No matter – by the time I scorched through that second book, and then read them both again, I was ready the following year to buy the third book with my own money on the day it came out.  The books came out more or less once a year, and so as Harry aged, as his emotional maturity grew and his way of understanding the world, its beauty and its evils, became more complex, so did I grow with him.

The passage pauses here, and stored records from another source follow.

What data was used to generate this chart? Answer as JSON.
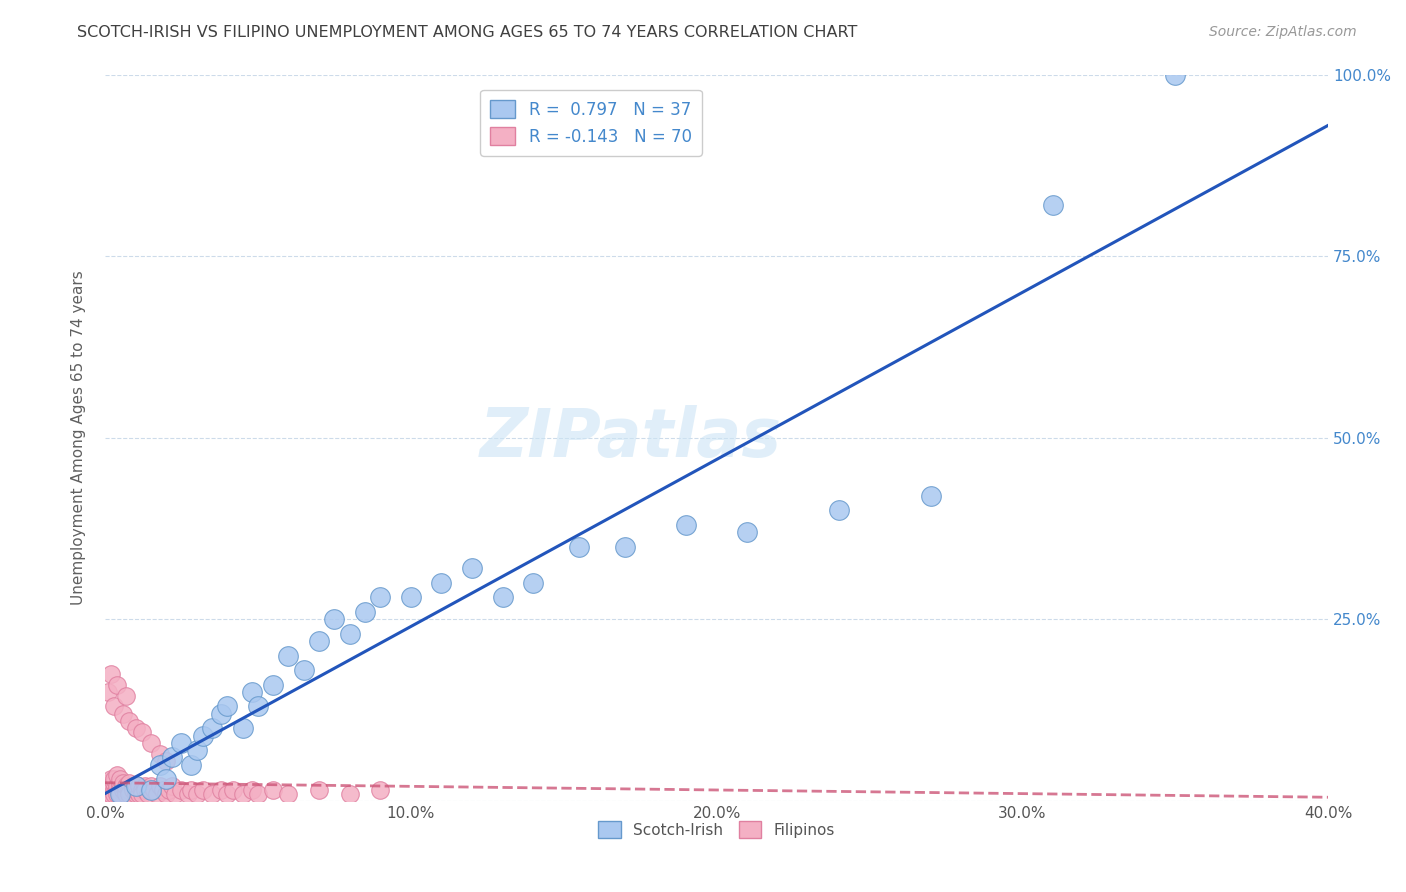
{
  "title": "SCOTCH-IRISH VS FILIPINO UNEMPLOYMENT AMONG AGES 65 TO 74 YEARS CORRELATION CHART",
  "source": "Source: ZipAtlas.com",
  "ylabel": "Unemployment Among Ages 65 to 74 years",
  "xlim": [
    0.0,
    0.4
  ],
  "ylim": [
    0.0,
    1.0
  ],
  "xticks": [
    0.0,
    0.1,
    0.2,
    0.3,
    0.4
  ],
  "yticks": [
    0.0,
    0.25,
    0.5,
    0.75,
    1.0
  ],
  "xticklabels": [
    "0.0%",
    "10.0%",
    "20.0%",
    "30.0%",
    "40.0%"
  ],
  "yticklabels": [
    "",
    "25.0%",
    "50.0%",
    "75.0%",
    "100.0%"
  ],
  "scotch_irish_color": "#aac8f0",
  "filipino_color": "#f4b0c4",
  "scotch_irish_edge": "#6699cc",
  "filipino_edge": "#e080a0",
  "regression_blue": "#2255bb",
  "regression_pink": "#cc5577",
  "R_scotch": 0.797,
  "N_scotch": 37,
  "R_filipino": -0.143,
  "N_filipino": 70,
  "scotch_irish_x": [
    0.005,
    0.01,
    0.015,
    0.018,
    0.02,
    0.022,
    0.025,
    0.028,
    0.03,
    0.032,
    0.035,
    0.038,
    0.04,
    0.045,
    0.048,
    0.05,
    0.055,
    0.06,
    0.065,
    0.07,
    0.075,
    0.08,
    0.085,
    0.09,
    0.1,
    0.11,
    0.12,
    0.13,
    0.14,
    0.155,
    0.17,
    0.19,
    0.21,
    0.24,
    0.27,
    0.31,
    0.35
  ],
  "scotch_irish_y": [
    0.01,
    0.02,
    0.015,
    0.05,
    0.03,
    0.06,
    0.08,
    0.05,
    0.07,
    0.09,
    0.1,
    0.12,
    0.13,
    0.1,
    0.15,
    0.13,
    0.16,
    0.2,
    0.18,
    0.22,
    0.25,
    0.23,
    0.26,
    0.28,
    0.28,
    0.3,
    0.32,
    0.28,
    0.3,
    0.35,
    0.35,
    0.38,
    0.37,
    0.4,
    0.42,
    0.82,
    1.0
  ],
  "filipino_x": [
    0.0,
    0.0,
    0.001,
    0.001,
    0.001,
    0.002,
    0.002,
    0.002,
    0.002,
    0.003,
    0.003,
    0.003,
    0.003,
    0.004,
    0.004,
    0.004,
    0.004,
    0.005,
    0.005,
    0.005,
    0.005,
    0.005,
    0.006,
    0.006,
    0.006,
    0.007,
    0.007,
    0.007,
    0.008,
    0.008,
    0.008,
    0.009,
    0.009,
    0.01,
    0.01,
    0.01,
    0.011,
    0.011,
    0.012,
    0.012,
    0.013,
    0.013,
    0.014,
    0.015,
    0.015,
    0.016,
    0.017,
    0.018,
    0.019,
    0.02,
    0.021,
    0.022,
    0.023,
    0.025,
    0.027,
    0.028,
    0.03,
    0.032,
    0.035,
    0.038,
    0.04,
    0.042,
    0.045,
    0.048,
    0.05,
    0.055,
    0.06,
    0.07,
    0.08,
    0.09
  ],
  "filipino_y": [
    0.01,
    0.015,
    0.02,
    0.01,
    0.025,
    0.015,
    0.03,
    0.01,
    0.02,
    0.015,
    0.025,
    0.01,
    0.03,
    0.015,
    0.02,
    0.01,
    0.035,
    0.02,
    0.015,
    0.025,
    0.01,
    0.03,
    0.015,
    0.02,
    0.025,
    0.015,
    0.01,
    0.02,
    0.015,
    0.025,
    0.01,
    0.02,
    0.015,
    0.01,
    0.02,
    0.015,
    0.01,
    0.02,
    0.015,
    0.01,
    0.02,
    0.015,
    0.01,
    0.015,
    0.02,
    0.015,
    0.01,
    0.02,
    0.015,
    0.01,
    0.015,
    0.02,
    0.01,
    0.015,
    0.01,
    0.015,
    0.01,
    0.015,
    0.01,
    0.015,
    0.01,
    0.015,
    0.01,
    0.015,
    0.01,
    0.015,
    0.01,
    0.015,
    0.01,
    0.015
  ],
  "filipino_outliers_x": [
    0.001,
    0.002,
    0.003,
    0.004,
    0.006,
    0.007,
    0.008,
    0.01,
    0.012,
    0.015,
    0.018,
    0.02
  ],
  "filipino_outliers_y": [
    0.15,
    0.175,
    0.13,
    0.16,
    0.12,
    0.145,
    0.11,
    0.1,
    0.095,
    0.08,
    0.065,
    0.055
  ],
  "watermark": "ZIPatlas",
  "background_color": "#ffffff",
  "grid_color": "#c8d8e8",
  "title_color": "#404040",
  "axis_label_color": "#606060",
  "tick_color_blue": "#4488cc",
  "tick_color_dark": "#555555"
}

There are tens of millions of kids – nerds and cool kids alike – who have found a piece of themselves in this series, and at least thousands of us who lived along with Harry, starting at age 11 and coming out at the end, somehow as adults.  Those of us who were born 24 years ago grew up with Harry, and we are coming of age with him.  So I will walk to the theater this evening with my fellow nerds, those of us who could not join the throngs of teenagers at last night’s midnight showing because we had to be at work at 8 this morning.  I will don my Hogwarts uniform (Without telling him why, I asked my housemate if he had a stripey tie I could borrow.  Without blinking, he asked, "What House are you representing?"), to relish the whimsy of being young and alive but also to be representative of a million iconoclasts.  We are not a generation that insists on living in a fantasy, refusing to acknowledge the real world; we are the generation that formed a social justice movement using the inspiration of fantasy to fight real-world evil.  We are not failing to grow up; we have just been waiting for our hero to grow up with us.

Tuesday, May 24, 2011

An Anti-Sorkin Polemic

Most women, given the opportunity, will blame their misguided notions of romance on the Disney movies, which taught them to look for a prince they would know from their dreams and his white horse.  They may too lay fault with those winsome leading ladies with surnames that sound like men's first names (Roberts or Ryan) or means of inducing impotence (Bullock or Witherspoon).  These women showed us a world in which beautiful men with two first names are unassuming and principled purveyors of the written word.


These romps through fantasy and folly are not my downfall, however.  The devious, dastardly screenwriter responsible for my epically unrealistic expectations of the dating scene is none other than Aaron Sorkin.  Not only does he play to my secret desire to cause political scandal and shake up American politics with my romantic endeavors, he lures me in with rapid-fire, vocabulary-intense dialogue that makes me think what I'm watching is deeply thoughtful and high-minded.  Philosophical even.


But Aaron pulls the same tricks as the Nora Ephrons of the world, on an even grander scale.  She made you want a witty New Yorker who just needed the love of a good woman?  He made me want a man who would risk his journalistic and political career because he found my insults to his character and competence endearing.  A man who would send me absurd tokens of his love at work.  A man who would come to see the brilliance of my well-justified political opinion and stand up for me and for love before a rapt American populace to defend truth, honor, justice, and reduced fossil fuel emissions.  He's humble and eager to please in bed and controls the 82nd Airborne (though he is loathe to use violence).


If you've got five minutes, watch this speech, and tell me you don't want to get in his presidential pants.





And keep a look out for that man for me.  I'm right here in DC, and my six home states and many favorite foods and flowers make me very convenient to woo.  Just send over some gerber daisies with that nice Marine regiment you've got and it's a date.